WARC integrity verification (post-incident + pre-index)

Use this playbook when you suspect WARC corruption or replay integrity risk, especially after:

This playbook is intentionally procedural; for background see:

Roadmap/incident context: docs/planning/implemented/2026-01-08-storagebox-sshfs-stale-mount-recovery-and-integrity.md
Storage infra recovery: storagebox-sshfs-stale-mount-recovery.md

0) Safety rules (do not skip)

Never quarantine while a job is running.
Never quarantine after a job has been indexed (i.e., when Snapshot rows exist): moving WARCs breaks replay because Snapshot.warc_path must remain valid.
If verification failures are infra_error, treat it as a storage incident first (recover mounts), not corruption.

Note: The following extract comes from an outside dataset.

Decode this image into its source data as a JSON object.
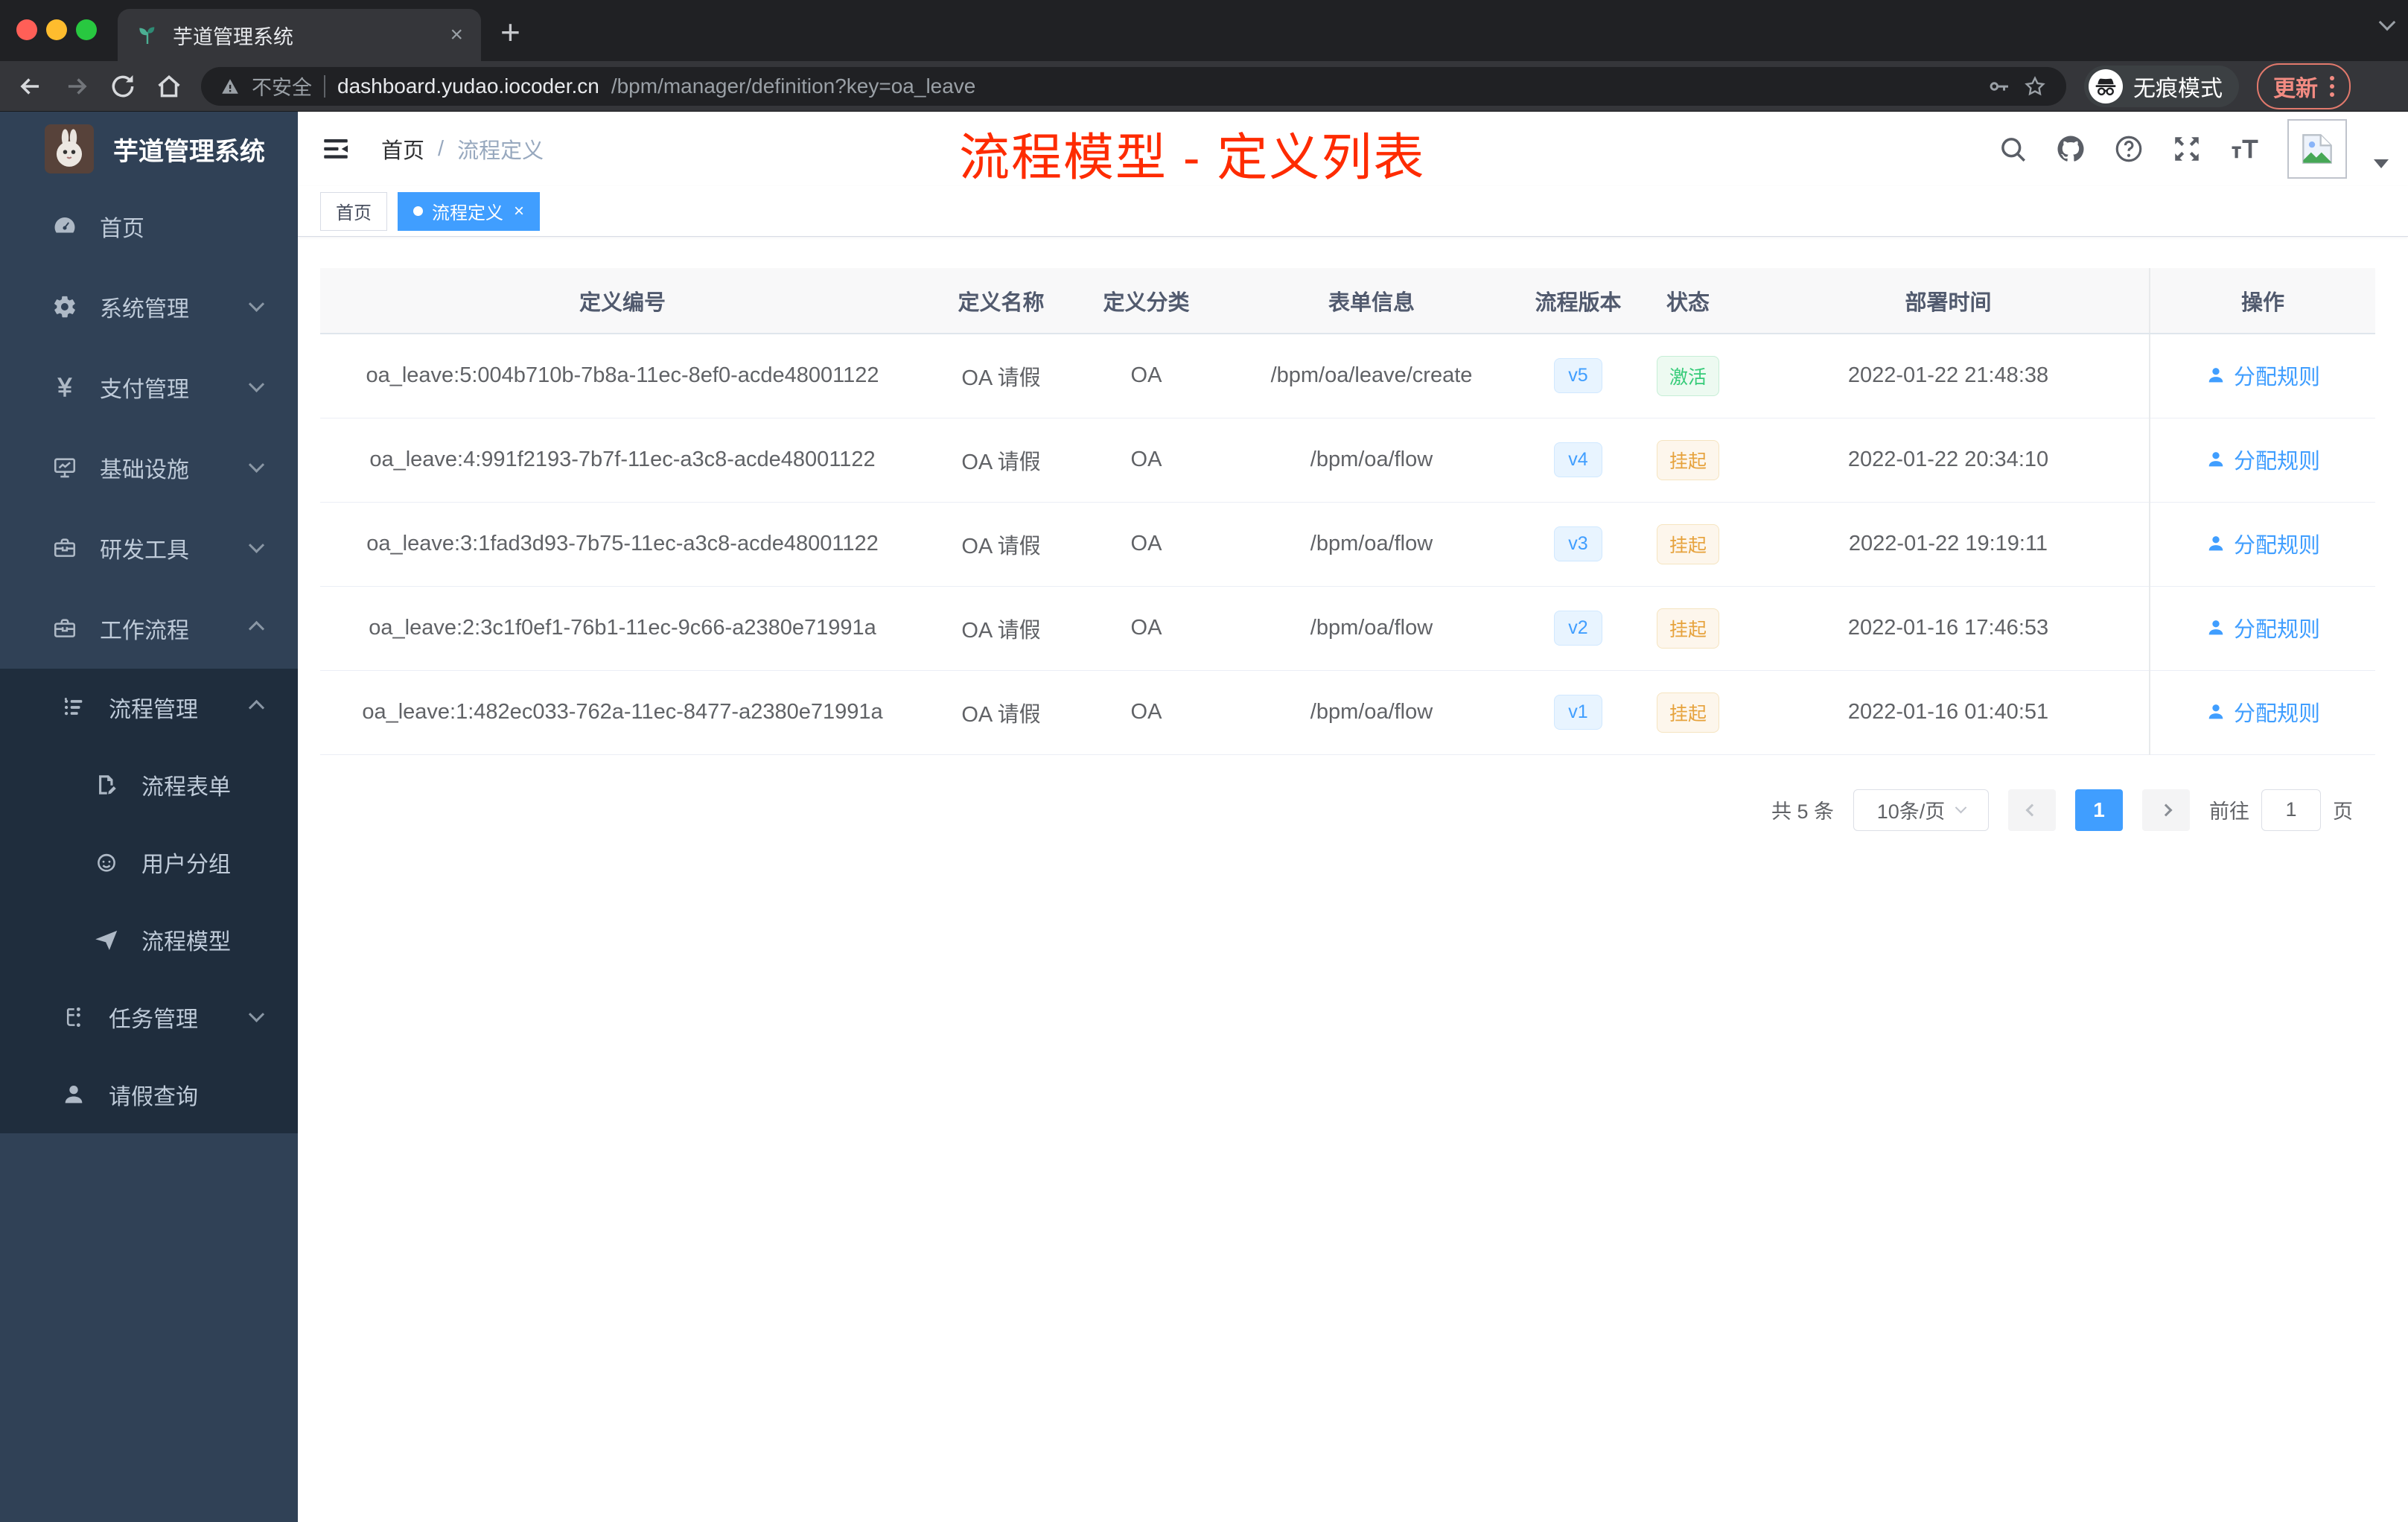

The CLI enforces the most important guards and will refuse unsafe operations.

The healtharchive verify-warcs command supports three levels:

Level 0 (cheap): file exists, is readable, size > 0
Level 1 (moderate, default): gzip stream integrity (detect truncation/CRC issues)
Level 2 (heavier): WARC parseability (iterate records; streams bodies)

Run a report-only verification:

cd /opt/healtharchive
sudo bash -lc 'set -a; source /etc/healtharchive/backend.env; set +a; healtharchive verify-warcs --job-id <JOB_ID> --level 1'

Bound the work if you’re validating an incident window:

healtharchive verify-warcs --job-id <JOB_ID> --level 1 --since-minutes 180 --limit-warcs 50

Optional: write a Prometheus node_exporter textfile metric:

healtharchive verify-warcs --job-id <JOB_ID> --level 1 --metrics-file /var/lib/node_exporter/textfile_collector/healtharchive_warc_verify.prom

This is usually mount instability, not corruption.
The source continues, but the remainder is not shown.